Du testest gerade den Einsatz von Tasern, hast Dir in einem vertraulichen Bericht aber eingestehen müssen, dass diese ihre Mannstoppwirkung oder gleich das ganze Ziel gerne mal verfehlen. Ein Grund für das Versagen der Taser ist wohl: eine »offene Softshell-Jacke«. Und das ist ja mal wieder typisch! Wer muss sich um Polizeigewalt in Taserform also keine Sorgen machen? Gutsituierte Krautwurst-Teutonen in ihren ewigen Softshell-Jacken! Komm, Bundespolizei, Rassismus kannst Du doch auch weniger auffällig, weiß aus anders gekleideter Quelle

Deine Titanic

 Und aber apropos, brigitte.de!

»Diese Angewohnheit schadet deinem Gehirn mehr, als du denkst« – eigentlich ist uns das als Vorlage zu billig. Aber schwer fällt uns der Verzicht schon!
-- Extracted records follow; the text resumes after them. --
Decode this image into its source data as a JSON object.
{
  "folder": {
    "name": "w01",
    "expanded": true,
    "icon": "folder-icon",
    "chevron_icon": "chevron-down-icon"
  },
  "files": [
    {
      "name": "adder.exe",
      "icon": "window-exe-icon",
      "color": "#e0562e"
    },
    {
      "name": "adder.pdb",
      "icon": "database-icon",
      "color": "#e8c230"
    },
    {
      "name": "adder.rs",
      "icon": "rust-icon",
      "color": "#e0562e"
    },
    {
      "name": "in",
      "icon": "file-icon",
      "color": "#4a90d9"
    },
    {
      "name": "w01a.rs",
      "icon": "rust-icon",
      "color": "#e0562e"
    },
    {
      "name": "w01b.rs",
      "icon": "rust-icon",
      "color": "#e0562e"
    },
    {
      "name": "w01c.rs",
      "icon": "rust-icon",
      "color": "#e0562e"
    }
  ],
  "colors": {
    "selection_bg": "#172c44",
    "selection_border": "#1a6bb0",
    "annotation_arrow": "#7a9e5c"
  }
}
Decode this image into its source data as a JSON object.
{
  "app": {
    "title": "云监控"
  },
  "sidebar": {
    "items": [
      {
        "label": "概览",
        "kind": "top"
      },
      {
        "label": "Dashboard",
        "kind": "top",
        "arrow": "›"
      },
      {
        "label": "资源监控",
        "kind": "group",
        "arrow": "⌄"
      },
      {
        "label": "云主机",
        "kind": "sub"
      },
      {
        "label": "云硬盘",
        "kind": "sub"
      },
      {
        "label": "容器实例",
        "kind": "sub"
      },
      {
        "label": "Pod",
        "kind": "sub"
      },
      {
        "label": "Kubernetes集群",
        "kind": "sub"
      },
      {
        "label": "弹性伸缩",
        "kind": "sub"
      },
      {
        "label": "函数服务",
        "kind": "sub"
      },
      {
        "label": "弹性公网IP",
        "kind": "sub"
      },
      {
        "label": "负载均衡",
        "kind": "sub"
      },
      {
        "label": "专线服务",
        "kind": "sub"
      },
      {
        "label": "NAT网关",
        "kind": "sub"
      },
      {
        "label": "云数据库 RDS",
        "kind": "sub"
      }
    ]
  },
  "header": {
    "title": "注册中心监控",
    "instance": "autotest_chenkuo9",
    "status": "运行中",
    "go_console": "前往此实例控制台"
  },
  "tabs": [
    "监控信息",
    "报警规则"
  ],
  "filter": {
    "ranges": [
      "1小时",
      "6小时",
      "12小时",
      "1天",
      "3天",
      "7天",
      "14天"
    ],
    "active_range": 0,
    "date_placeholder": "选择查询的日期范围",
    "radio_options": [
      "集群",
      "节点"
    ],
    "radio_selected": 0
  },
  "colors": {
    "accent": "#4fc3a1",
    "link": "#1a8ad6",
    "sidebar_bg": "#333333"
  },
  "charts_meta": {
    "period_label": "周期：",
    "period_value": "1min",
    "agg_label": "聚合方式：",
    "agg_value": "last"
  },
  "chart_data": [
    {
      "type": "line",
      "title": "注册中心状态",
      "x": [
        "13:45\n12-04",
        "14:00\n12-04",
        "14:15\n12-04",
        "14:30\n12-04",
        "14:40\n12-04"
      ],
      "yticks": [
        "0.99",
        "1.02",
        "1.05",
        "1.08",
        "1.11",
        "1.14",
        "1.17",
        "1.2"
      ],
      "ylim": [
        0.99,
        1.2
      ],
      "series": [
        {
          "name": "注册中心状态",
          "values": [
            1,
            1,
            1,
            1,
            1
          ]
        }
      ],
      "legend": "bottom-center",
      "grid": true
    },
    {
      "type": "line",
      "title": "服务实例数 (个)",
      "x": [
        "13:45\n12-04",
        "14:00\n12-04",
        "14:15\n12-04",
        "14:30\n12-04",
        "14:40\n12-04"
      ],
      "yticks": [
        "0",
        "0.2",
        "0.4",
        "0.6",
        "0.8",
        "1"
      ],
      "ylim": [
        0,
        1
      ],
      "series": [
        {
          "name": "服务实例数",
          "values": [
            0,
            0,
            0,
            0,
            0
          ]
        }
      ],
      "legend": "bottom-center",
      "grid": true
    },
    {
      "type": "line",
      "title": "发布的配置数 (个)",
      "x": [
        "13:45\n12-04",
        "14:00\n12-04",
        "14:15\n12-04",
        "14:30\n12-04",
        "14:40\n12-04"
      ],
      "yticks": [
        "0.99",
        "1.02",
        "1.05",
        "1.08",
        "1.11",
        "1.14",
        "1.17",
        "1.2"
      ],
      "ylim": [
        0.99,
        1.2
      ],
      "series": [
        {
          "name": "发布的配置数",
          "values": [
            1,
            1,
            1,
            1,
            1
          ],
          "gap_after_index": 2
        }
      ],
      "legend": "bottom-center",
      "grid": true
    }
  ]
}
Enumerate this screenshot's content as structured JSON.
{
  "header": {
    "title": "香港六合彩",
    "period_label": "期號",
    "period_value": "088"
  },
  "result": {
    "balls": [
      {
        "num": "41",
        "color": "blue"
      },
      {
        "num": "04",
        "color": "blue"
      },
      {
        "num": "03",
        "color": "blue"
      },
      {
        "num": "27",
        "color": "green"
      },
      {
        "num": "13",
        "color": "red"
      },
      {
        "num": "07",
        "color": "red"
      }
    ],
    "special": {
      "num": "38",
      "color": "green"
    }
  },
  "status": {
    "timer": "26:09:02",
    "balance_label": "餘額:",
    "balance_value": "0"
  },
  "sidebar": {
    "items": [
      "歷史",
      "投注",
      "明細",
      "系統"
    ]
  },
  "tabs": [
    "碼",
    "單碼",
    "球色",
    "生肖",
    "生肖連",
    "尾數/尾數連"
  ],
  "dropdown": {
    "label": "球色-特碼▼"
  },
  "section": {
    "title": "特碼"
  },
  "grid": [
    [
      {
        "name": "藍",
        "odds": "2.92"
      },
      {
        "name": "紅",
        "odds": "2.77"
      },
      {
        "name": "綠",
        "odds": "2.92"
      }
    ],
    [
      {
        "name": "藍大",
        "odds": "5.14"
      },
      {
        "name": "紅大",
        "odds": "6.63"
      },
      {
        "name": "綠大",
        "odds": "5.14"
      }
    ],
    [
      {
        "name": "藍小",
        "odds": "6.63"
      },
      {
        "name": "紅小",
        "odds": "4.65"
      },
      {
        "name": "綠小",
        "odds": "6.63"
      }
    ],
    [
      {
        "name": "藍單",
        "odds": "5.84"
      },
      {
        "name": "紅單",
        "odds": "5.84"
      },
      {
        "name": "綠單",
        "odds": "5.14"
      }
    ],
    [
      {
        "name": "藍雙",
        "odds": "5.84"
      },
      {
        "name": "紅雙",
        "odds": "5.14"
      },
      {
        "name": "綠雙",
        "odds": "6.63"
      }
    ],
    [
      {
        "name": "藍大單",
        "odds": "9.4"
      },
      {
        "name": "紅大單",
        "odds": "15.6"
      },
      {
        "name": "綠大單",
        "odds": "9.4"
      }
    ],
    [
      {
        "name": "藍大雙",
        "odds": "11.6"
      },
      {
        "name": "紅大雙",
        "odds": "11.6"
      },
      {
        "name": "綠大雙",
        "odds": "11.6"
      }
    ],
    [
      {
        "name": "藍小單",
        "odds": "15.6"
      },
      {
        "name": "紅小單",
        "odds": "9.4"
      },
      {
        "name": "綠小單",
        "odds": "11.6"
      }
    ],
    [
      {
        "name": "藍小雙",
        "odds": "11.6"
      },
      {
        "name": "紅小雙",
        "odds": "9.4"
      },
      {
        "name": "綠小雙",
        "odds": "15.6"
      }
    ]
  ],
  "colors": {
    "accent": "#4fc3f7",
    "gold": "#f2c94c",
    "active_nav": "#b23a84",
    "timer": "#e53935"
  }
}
Gewohnheitsmäßig nicht Deine Titanic

 Bei Dir, »O₂ Surftown MUC«,

handelt es sich um eine künstliche stehende Welle im tiefsten Bayern. Und es ist natürlich nur recht und fair, dass Bayern als Bundesland mit Alpenzugang nun Strandsport anbieten kann, nachdem ja auch durch Skihallen in Mecklenburg-Vorpommern und Niedersachsen beide Meere mit Deutschlandzugang längst mit Bergsportnähe ausgestattet sind.

Wie viel Energie es kostet, das Wasser für die Wellen und den Schnee jeweils auf die richtige Temperatur und in die entsprechenden Formen zu bringen, ist dabei auch egal, denn letztlich ist die ganze Angelegenheit ja klimafreundlich as fuck: Braucht doch jetzt niemand mehr quer durch Deutschland zu reisen, um einem für die Umgebung untypischen Angeberhobby nachzugehen.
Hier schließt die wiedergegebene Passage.